If this keeps up, I’ll catch Methuselah, who apparently lived until he was 969.
When I was born, on Oct. 4th, 1950, the Rocket had only played eight seasons with the Canadiens. He’d go on for another ten years after that. Dick Irvin was coaching the Habs when my mom gave birth to me, Gerry McNeil was the goaltender having replaced Bill Durnan, and it was three long years before Jean Beliveau put the sweater on.
I was born five years before the Richard Riot and nine years before Jacques Plante decided to wear a mask for the first time. I’ve been alive for 18 of the 24 Stanley Cups Montreal has won.
I’m really freaking old. But I’ve been told a few times that I have the passion of someone half my age.
World War ll had ended only five years before my birth. Hockey telecasts wouldn’t start until I was a two-year old, in 1952. I’m the same age as Tom Petty and Jay Leno, a year older than Guy Lafleur, and three years older than Bob Gainey.

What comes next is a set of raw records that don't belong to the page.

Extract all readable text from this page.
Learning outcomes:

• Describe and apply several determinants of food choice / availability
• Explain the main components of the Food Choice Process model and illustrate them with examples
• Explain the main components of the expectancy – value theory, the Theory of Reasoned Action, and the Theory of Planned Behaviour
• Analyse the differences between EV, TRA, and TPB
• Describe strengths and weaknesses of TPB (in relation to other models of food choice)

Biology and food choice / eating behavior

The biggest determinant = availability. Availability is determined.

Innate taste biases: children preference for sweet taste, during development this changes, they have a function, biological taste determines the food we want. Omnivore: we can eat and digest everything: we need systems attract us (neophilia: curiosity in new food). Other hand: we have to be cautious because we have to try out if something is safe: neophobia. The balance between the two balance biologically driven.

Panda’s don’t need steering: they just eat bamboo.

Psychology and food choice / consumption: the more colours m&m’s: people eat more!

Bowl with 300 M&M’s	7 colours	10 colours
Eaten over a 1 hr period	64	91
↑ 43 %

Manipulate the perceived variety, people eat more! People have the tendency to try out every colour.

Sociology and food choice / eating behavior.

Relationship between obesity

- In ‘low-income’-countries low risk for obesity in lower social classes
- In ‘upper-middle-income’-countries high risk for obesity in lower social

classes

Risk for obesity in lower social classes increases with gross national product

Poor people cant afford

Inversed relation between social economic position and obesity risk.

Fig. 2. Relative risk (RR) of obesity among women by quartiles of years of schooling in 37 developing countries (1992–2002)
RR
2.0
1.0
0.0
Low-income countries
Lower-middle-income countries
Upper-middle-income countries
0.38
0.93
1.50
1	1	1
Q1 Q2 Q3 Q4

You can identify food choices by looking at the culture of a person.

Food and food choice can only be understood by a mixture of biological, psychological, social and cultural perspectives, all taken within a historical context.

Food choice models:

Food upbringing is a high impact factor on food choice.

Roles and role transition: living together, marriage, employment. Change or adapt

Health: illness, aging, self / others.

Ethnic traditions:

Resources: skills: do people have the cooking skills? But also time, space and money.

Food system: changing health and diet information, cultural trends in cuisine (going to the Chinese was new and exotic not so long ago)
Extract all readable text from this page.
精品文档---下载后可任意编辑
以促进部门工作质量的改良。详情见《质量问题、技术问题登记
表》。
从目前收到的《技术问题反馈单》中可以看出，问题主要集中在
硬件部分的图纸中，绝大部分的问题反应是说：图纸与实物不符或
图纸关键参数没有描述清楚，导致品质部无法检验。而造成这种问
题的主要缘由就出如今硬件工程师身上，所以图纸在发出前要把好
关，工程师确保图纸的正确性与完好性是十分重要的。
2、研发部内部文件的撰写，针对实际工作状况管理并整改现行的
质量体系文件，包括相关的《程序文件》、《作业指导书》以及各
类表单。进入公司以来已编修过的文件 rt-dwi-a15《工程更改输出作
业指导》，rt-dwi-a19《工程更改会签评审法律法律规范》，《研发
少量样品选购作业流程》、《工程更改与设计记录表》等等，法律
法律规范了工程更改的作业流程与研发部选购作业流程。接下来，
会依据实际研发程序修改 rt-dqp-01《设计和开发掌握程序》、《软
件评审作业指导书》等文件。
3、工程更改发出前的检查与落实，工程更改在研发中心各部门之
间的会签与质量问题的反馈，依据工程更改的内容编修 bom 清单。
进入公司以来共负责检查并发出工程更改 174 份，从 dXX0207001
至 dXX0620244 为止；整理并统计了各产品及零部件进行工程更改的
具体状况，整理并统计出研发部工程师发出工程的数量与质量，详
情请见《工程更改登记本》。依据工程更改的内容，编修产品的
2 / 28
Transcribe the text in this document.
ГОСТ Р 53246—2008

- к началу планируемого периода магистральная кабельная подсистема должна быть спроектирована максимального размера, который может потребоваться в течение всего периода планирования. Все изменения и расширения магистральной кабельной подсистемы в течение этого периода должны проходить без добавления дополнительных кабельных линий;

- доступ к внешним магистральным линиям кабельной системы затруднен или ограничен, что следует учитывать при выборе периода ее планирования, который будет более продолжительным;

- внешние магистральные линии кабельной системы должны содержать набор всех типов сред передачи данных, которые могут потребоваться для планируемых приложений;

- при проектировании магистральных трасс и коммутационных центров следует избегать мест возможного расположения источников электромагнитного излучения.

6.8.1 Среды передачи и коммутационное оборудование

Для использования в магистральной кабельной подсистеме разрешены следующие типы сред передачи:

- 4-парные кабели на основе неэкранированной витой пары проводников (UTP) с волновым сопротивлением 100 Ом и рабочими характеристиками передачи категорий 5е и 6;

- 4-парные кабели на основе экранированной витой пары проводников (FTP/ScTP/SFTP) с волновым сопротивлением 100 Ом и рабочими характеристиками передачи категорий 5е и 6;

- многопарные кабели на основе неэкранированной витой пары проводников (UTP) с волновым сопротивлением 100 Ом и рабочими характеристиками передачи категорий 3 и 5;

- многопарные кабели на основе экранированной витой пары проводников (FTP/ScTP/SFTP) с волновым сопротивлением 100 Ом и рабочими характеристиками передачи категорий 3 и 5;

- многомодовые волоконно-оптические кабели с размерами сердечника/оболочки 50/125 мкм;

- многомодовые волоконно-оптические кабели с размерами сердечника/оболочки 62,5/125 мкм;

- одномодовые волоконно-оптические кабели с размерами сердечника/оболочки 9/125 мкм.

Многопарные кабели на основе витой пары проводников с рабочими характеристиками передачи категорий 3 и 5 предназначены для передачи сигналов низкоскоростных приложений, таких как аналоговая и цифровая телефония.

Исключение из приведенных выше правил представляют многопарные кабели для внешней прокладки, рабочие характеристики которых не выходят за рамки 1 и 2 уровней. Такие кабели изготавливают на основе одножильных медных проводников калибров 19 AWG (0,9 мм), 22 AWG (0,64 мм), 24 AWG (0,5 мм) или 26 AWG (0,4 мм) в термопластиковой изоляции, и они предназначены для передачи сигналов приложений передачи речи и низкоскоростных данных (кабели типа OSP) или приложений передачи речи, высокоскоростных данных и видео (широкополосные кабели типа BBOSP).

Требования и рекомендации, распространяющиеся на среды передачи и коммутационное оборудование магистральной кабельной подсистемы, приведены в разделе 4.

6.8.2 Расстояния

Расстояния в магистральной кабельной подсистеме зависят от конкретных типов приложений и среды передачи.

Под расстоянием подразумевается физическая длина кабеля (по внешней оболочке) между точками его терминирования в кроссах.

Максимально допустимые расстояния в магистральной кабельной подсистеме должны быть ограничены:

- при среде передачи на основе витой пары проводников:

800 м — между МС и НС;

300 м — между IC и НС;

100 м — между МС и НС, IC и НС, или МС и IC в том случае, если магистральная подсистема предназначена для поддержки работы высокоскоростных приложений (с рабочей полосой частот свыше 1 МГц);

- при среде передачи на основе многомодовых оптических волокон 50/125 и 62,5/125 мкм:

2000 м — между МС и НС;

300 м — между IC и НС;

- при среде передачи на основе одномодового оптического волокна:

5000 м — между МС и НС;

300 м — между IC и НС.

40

But I want to confess something. I’m glad I’m this age and wouldn’t trade it for anything younger. I mean this. I grew up in the 1950′s and 60′s, in great and exciting times, and among other things, watching the Original Six teams get it on. The first expansion didn’t happen until I was 17, and so my youth was seeing what many of you only read about.
I ate dinner with the Leafs (I know, the Leafs) at their training camp in Peterborough when I was 13. I saw the Rocket play live, as well as Jacques Plante and Doug Harvey and the rest. At one game in Toronto, my dad corralled Toe Blake and had him go into the dressing and get Doug Harvey’s autograph for me.
I saw Gordie Howe, Bobby Hull, Bobby Orr, Tim Horton, Stan Mikita, Bernie Geoffrion, Phil Esposito, Terry Sawchuk, Dickie Moore and all those old greats play, either live or on TV, and I was a 21 year bartender working in Sudbury when the 1972 Canada-Russia Summit Series was held. And while in my 30′s I spent an evening drinking beer with an old man named Aurele Joliat.
When I was 13, the Beatles came to America for the first time and played the Ed Sullivan Show. And in the summer of 1966 when I was 15, I saw the Beatles live in Toronto.
I was a teenager when all that classic rock you know the words to was fresh and new. I went to the Atlantic City Pop Festival held two weeks before Woodstock and saw a very similiar lineup as in Woodstock, and I was a 22 year old in the crowd at Vancouver’s Pacific Coliseum in 1973 enjoying Led Zeppelin.
You’re doing your own thing now, seeing your own players you’ll tell your grandkids about, and singing along to your own music. I say savour everything, because believe me, from the bottom of my heart, you’ll be 60 before you know it.
But don’t despair. Getting older isn’t a bad thing at all. You’ll just have to trust me on this.